As a sympathetic Stasi officer, Emil provides a fascinating perspective for Western readers. In addition to the troubles of being an aging Cold Warrior, Emil also worries about his wife, who is seriously ill with Lou Gehrig’s disease. With the Stasi dismantled amid the general upheaval, Emil’s income and health care are uncertain, which makes his situation particularly precarious.

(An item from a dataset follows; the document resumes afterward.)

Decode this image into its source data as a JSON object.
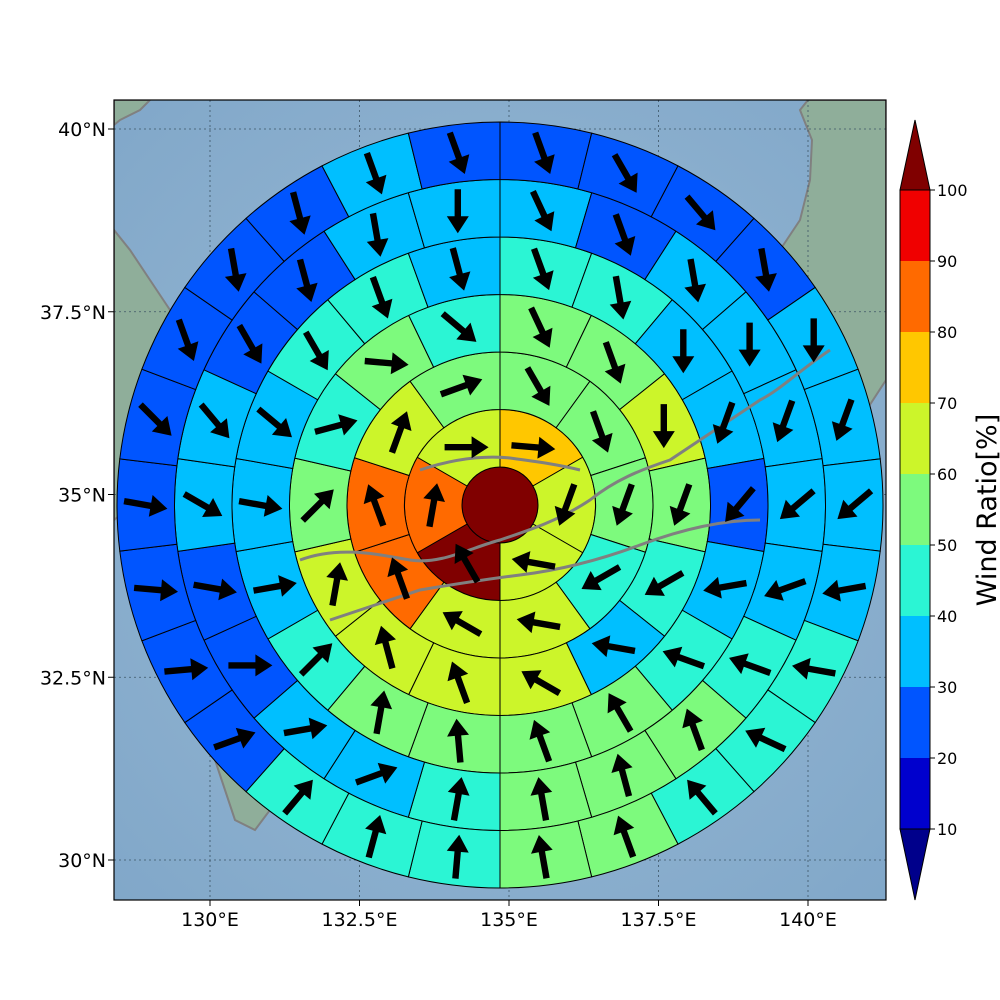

As Emil scrambles to make sense of what happened to Lothar while trying to secure his future, Fesperman effectively balances building the mystery with illustrating the broader historical context and personal stakes. The social dynamics in the story are handled brilliantly, with the lines between personal and political motivations appropriately nuanced throughout. There are a multitude of competing interests in Berlin, chiefly Russians trying to shut down the flow of information and Americans offering top dollar to informants. For Emil, who has long since lost his belief in the East German system and grown wary of surveillance in his own life, Soviet President Mikhail Gorbachev is a shaky figure who can’t be relied upon to help displaced men like him in this new world order. With the Russian leader “too preoccupied with making the Americans fall in love with his new Perestroika,” some of Emil’s fellow officials are looking for hope in other figures. In a chillingly prophetic note, one of them is Vladimir Putin: “The KGB station chief in Dresden, that Putin fellow, is as outraged as we are,” they remark. The heavy toll of authoritarianism looms over the entire proceeding, making for a complex tale that will have readers rooting for a Stasi agent.